By Kuan-lin Liu, The China Post

TAIPEI, Taiwan — A local job bank survey found that 74 percent of women in Taiwan had changed their career path due to marriage or family.

Ahead of International Women’s Day, 1111 Job Bank released the findings of a survey it conducted on the realities faced by married women and women with families in the workplace. The survey found that a majority of married women and mothers (75 percent) were engaged in some form of work that provided a source of income. Sixty-six percent of these respondents were professional, working mothers, while almost 10 percent of respondents worked part-time or freelance.

The remaining 25 percent of women were full-time housewives, many of whom had given up their jobs for their families. In fact, of the 74 percent who made changes to their careers due to family factors, nearly 20 percent of these women left the workforce to be full-time mothers.

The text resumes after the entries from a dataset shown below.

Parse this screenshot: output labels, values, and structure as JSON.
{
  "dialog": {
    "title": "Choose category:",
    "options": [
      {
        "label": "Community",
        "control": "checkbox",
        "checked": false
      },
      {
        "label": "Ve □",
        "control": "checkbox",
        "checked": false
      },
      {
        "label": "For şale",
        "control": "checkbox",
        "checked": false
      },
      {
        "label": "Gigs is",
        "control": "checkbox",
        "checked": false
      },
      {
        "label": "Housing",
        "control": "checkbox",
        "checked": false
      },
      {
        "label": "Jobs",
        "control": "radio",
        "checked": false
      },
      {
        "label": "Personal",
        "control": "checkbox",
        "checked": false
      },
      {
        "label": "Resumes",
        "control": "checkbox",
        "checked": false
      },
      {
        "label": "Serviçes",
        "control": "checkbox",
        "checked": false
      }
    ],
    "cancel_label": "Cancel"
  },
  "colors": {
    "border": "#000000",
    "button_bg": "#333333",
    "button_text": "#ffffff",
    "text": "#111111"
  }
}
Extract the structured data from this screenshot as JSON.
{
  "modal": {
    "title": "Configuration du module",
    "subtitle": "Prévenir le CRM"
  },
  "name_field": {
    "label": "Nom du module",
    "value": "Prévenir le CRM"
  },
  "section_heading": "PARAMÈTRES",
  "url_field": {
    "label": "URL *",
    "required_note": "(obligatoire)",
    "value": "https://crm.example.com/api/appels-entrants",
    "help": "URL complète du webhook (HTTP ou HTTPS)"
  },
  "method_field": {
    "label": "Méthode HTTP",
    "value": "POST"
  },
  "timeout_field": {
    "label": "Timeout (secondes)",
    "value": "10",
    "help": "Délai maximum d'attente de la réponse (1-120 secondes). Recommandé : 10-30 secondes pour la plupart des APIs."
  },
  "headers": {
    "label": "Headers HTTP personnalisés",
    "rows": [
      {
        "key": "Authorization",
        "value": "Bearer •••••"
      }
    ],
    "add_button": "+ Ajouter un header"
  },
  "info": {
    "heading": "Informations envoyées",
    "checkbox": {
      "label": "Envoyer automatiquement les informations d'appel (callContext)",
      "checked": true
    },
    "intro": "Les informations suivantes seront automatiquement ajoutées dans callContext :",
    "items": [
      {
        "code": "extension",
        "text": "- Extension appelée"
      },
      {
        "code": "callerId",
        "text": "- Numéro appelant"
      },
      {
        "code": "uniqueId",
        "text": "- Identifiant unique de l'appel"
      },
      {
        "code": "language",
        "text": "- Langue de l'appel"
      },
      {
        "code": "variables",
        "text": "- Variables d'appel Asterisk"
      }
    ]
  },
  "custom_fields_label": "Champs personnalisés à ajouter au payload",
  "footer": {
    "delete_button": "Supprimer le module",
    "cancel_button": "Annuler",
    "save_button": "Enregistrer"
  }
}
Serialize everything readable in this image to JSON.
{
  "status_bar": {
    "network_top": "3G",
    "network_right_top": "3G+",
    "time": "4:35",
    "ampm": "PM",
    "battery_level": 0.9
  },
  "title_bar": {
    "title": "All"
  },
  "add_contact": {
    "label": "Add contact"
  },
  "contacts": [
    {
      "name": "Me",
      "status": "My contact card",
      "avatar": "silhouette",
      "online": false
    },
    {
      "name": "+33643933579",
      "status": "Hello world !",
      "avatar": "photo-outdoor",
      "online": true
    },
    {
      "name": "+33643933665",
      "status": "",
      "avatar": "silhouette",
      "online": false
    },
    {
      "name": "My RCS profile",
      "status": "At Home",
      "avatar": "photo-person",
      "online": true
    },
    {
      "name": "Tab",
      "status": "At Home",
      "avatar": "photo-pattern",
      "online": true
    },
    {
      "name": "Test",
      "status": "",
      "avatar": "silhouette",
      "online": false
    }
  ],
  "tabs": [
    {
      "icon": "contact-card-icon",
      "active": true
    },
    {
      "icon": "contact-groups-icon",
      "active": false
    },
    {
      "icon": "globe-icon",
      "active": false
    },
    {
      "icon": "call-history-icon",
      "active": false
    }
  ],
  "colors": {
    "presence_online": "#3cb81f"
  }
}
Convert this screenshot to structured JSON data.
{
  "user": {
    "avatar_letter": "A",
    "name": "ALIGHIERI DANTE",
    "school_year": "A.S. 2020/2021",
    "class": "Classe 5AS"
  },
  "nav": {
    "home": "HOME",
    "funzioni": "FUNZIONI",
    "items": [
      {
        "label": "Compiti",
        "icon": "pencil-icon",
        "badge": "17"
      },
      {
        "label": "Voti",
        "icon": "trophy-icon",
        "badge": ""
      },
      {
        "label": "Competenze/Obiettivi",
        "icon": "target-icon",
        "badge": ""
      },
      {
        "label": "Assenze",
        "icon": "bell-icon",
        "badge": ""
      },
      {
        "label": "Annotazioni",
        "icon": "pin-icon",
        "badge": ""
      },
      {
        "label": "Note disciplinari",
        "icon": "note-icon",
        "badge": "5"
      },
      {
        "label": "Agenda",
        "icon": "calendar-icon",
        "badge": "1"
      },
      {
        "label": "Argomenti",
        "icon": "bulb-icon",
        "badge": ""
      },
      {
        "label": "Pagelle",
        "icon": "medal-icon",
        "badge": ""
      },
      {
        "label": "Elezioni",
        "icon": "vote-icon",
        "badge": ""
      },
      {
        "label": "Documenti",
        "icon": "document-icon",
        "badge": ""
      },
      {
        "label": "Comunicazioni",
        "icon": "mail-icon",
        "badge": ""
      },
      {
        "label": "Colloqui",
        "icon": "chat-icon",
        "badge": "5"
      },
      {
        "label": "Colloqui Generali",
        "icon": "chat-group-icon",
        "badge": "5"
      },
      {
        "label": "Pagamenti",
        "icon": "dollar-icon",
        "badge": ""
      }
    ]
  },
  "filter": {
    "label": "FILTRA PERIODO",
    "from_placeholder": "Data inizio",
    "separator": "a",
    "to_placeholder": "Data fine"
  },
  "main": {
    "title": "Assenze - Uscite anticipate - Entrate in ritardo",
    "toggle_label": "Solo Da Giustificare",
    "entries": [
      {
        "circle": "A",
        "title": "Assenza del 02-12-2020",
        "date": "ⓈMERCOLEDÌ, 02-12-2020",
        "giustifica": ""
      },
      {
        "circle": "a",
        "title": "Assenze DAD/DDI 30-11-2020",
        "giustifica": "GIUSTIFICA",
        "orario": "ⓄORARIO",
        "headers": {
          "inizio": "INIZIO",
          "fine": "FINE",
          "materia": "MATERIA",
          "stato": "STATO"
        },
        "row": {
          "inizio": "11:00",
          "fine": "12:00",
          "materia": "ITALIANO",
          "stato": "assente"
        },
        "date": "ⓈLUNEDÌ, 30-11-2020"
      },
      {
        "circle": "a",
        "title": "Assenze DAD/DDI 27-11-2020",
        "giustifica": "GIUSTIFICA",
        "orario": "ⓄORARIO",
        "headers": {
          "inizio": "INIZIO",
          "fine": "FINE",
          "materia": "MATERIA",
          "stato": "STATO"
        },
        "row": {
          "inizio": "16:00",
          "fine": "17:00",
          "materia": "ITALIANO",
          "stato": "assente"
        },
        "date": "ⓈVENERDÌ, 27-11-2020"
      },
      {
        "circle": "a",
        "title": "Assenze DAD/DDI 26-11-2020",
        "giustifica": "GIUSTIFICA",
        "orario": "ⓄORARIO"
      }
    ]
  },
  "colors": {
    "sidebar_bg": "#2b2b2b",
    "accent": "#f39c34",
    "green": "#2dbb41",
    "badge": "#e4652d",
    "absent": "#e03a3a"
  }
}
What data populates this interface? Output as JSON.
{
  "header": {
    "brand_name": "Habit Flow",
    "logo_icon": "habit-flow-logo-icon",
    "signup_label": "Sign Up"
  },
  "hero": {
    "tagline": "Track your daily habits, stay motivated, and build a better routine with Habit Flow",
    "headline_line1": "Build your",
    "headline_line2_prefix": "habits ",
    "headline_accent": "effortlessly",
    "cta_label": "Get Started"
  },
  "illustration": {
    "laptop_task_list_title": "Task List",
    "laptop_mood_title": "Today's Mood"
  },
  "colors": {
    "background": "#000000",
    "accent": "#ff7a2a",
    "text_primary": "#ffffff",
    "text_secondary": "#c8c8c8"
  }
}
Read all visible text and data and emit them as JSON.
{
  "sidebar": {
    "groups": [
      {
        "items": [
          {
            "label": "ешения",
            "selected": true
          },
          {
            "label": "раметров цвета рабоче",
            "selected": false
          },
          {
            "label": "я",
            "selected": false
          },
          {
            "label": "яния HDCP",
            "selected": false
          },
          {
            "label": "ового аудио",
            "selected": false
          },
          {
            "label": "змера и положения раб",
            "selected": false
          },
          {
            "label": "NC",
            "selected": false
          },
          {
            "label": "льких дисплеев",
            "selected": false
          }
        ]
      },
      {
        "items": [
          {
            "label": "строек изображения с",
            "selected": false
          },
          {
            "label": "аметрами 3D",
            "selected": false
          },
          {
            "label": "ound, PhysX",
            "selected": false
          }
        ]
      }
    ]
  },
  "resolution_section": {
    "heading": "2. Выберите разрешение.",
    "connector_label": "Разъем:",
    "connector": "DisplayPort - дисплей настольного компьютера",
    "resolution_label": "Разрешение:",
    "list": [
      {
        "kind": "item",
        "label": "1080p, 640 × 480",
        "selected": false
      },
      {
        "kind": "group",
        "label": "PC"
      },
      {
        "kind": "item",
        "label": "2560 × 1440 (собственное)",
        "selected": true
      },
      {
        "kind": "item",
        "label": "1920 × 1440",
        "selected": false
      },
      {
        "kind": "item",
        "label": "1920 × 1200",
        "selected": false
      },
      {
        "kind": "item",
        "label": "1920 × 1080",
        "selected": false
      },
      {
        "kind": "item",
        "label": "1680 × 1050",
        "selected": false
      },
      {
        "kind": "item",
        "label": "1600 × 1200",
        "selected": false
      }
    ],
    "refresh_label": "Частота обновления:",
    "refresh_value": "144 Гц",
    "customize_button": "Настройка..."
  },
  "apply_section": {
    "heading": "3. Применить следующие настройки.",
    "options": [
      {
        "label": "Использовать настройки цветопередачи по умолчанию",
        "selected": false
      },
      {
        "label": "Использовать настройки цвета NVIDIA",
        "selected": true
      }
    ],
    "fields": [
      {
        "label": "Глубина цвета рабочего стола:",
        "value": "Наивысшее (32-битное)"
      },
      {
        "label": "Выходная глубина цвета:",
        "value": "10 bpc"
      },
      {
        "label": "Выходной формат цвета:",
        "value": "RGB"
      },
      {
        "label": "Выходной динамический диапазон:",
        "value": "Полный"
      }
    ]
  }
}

An analysis of data provided by the Gender Equality Committee of the Executive Yuan finds that women’s participation in the workforce peaks at the 25 to 29-year-old age range and starts to fall upon 30.

A comparison of men and women’s participation in the professional sphere reveals that after age 30, the percentage of women in the workplace is lower than that of men by about 14 percentage points. The Professional & Domestic Spheres

1111’s Deputy General Manager Lee Da-hua (李大華) attributed the current trends in women’s participation in the workforce to the prevalence of traditional gender norms. The matter-of-fact attitude that many possess regarding women’s role as the primary homemaker and caretaker makes it so that women’s participation and compensation in the workplace decreases after marriage and pregnancy, Lee said.

The survey found 47 percent of women who chose to stay in the professional sphere after starting a family reported “a hard time at work.”

Of these women, 18.5 percent received implicit signals and 14.6 percent explicit signals that their families would be an impediment for them at work.

This could explain that large percentage of women with families who are not satisfied with their current work situation. Thirty-six percent of women gave their situation a score between 41 and 60, meaning that it was unsatisfactory but that they were trying to change the situation.

Meanwhile, nearly 30 percent of respondents gave their condition a score between 21 and 40, meaning they were unhappy with their situation but felt they did not have the ability to change it.

Overall, the average score was 39, painting a rather bleak picture for how women perceived their current situation at work and at home and their ability to change things.